What We’ve Been Lead to Believe: How Is It Really Necessary to Clean Your Ear Canals?
Most people are under the impression that earwax is a substance that must be removed with cotton swabs. The reality is that the earwax, medically known as cerumen, is a self-cleaning mechanism naturally produced by the body. The purpose is to lubricate the inner ear, protect the skin in the ear canal, and block dirt and bacteria from causing infections in the ear. Movements of the jaw, such as talking, chewing, and yawning remove most of the wax ton the extent that there is typically no need to clean the ear canal.
Washing the visible parts of the ear with a damp cloth is all most people need to do to keep ears clean and clear of blockage. If the ear feels full, a small amount of baby or mineral oil can be placed in the ear to soften the wax. No other course of action is required. The use of cotton swabs or other pointy objects like bobby pins only serves to push the wax deep into the canal. This can cause infections, perforated eardrums, and significant hearing loss.

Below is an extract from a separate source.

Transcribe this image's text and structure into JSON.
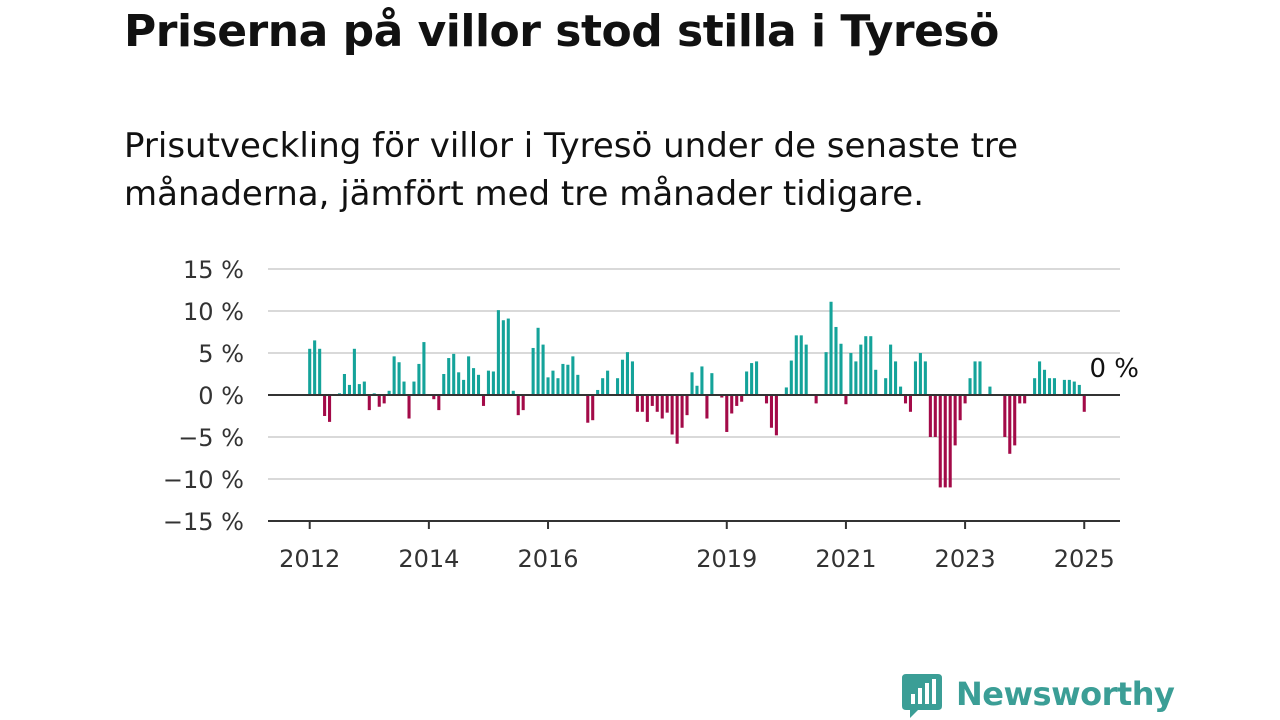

There are times when ear wax can accumulate in the ear and cause an impaction. Anyone who suspects an impaction will want to see the doctor for important reasons. The first is that a medical professional is the only person who should be sticking anything into an ear canal. The second reason is that only a doctor can determine if the symptoms indicate an excess of cerumen or are caused by an infection or other medical issues.
Common symptoms include:
- Ringing in the ear
- An earache
- Impaired hearing
These same symptoms can also indicate congestion of the sinuses, the severe flu, vertigo, or an ear infection. Cases of impaction, which are rare, are usually found among people who wear earplugs, those with odd-shaped ear canals, and people who wear hearing aids.
Problems with Ear Candles
Many people use ear candles to remove what they perceive to be excess wax. A cone is placed in the ear and a candle is inserted into the opening of the cone. The regular candle is lit because it is believed that the combination of heat from the candle and suction that occurs when the candle is removed successfully clears out all the earwax.
The Federal Food and Drug Administration (FDA) has determined that this practice is not only ineffective but dangerous. Reports of burns, candle wax dripping into the ear canal and piercing of the inner ear have been recorded.
Ear Wax and Hearing Aids
Those who wear hearing aids that are designed to be invisible in the canal (IIC) or completely in the canal (CIC) are prone to impaction. It is important to note that this fact is not a flaw of the hearing aids, but of the care, people take in maintaining those aids.
Earwax often sticks to the end of hearing aids because they are in the canal and there is a certain amount of vibration while hearing aids are operational. If that wax is not cleaned off the hearing aids every time they are removed from the ear, the canal is susceptible to having more wax in it than is necessary.
Germs and bacteria can also be introduced into the canal which makes people prone to infections as well as impaction. An article regarding CIC hearing aids mentions that they are slightly larger than IIC designs and may make impaction less likely. Consistent and proper cleaning of all types of hearing aids is highly recommended by all manufacturers. The practice will help to prolong the life of the hearing aid(s) and the batteries as well.
A damp cloth is all that is needed to keep ears clean. Use all those cotton swabs for makeup removal, taking off nail polish, or applying ointment to cuts and scrapes. Keep them far away from the ear canal and let the body remove the wax naturally.